UN PREMIER SEMESTRE SOUS CONDITIONS SUSPENSIVES

Alain Boutigny

La Chronique de l’immobilier de commerce

Dans un semestre chahuté qui a vu la Cnac refuser une… diminution du projet de Valbonne, modifier une notion de surface de vente pesant sur la Tascom et les autorisations d’exploitation commerciale, inventer un «dévendeur» (qui conseille de ne pas acheter), mettre au panier un projet de réforme consensuelle du bail et les ventes plonger comme jamais, le commerce a compté les points. Si quelques transactions font encore chaud au cœur, il continue cependant à gagner en désamour et à perdre des siens : The Body Shop, Ollygan, Chaussexpo, San Marina… liquidées, Gautier, Sergent Major, Esprit, Dpam et Christine Laure en redressement, la Grande Récré, Jennyfer, Naf Naf rachetées… Il grand temps que ça s’arrête !

Par Alain Boutigny, directeur de «L’Argus de l’Enseigne»

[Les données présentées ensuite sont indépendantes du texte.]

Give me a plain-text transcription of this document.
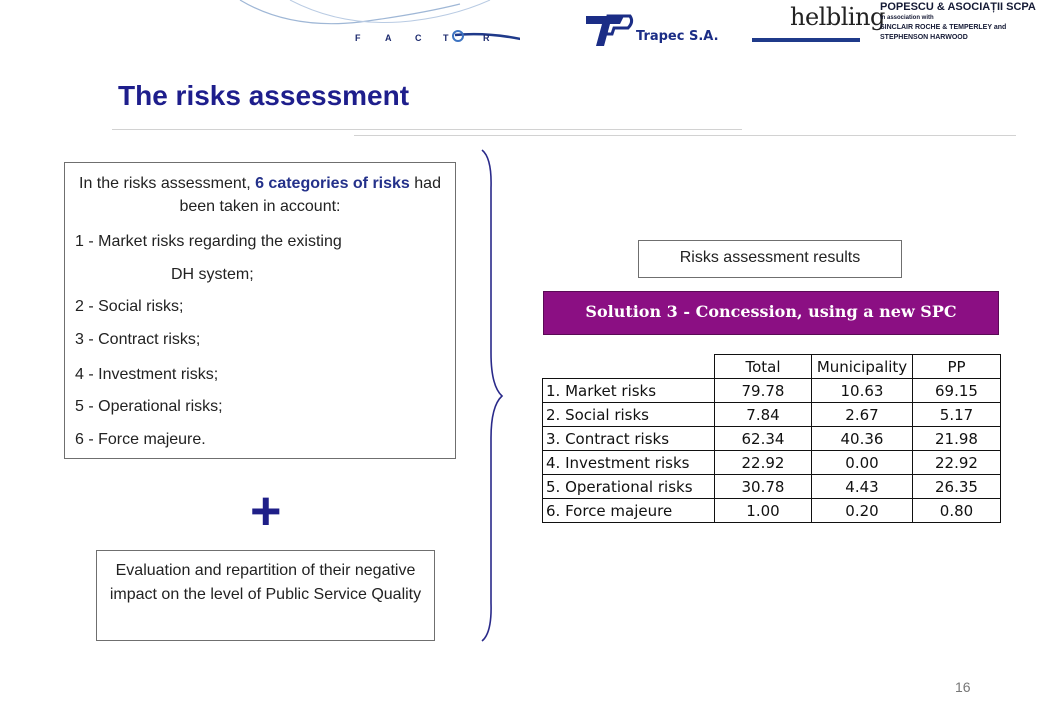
F	A	C T	R	Trapec S.A.
helbling
POPESCU & ASOCIAȚII SCPA
in association with
SINCLAIR ROCHE & TEMPERLEY and
STEPHENSON HARWOOD
The risks assessment
In the risks assessment, 6 categories of risks had been taken in account:
1 - Market risks regarding the existing
DH system;
2 - Social risks;
3 - Contract risks;
4 - Investment risks;
5 - Operational risks;
6 - Force majeure.
+
Evaluation and repartition of their negative impact on the level of Public Service Quality
Risks assessment results
Solution 3 - Concession, using a new SPC
	Total	Municipality	PP
1. Market risks	79.78	10.63	69.15
2. Social risks	7.84	2.67	5.17
3. Contract risks	62.34	40.36	21.98
4. Investment risks	22.92	0.00	22.92
5. Operational risks	30.78	4.43	26.35
6. Force majeure	1.00	0.20	0.80
16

Comme le promettait notre cher ex-président Hollande : le changement, c’est maintenant ! Il avait de l’avance… Nous y voilà ; et jusqu’à la ceinture, comme le chantait Graeme Allwight. C’était en 68, mais c’était-là une révolution heureuse, avec beaucoup d’argent et d’avenir. Les caisses sont vides, l’horizon est troublé. Il faut trouver autre chose ; on ne peut pas en rester là. Le monde craque de toutes parts, la société se cherche ; le commerce s’adapte.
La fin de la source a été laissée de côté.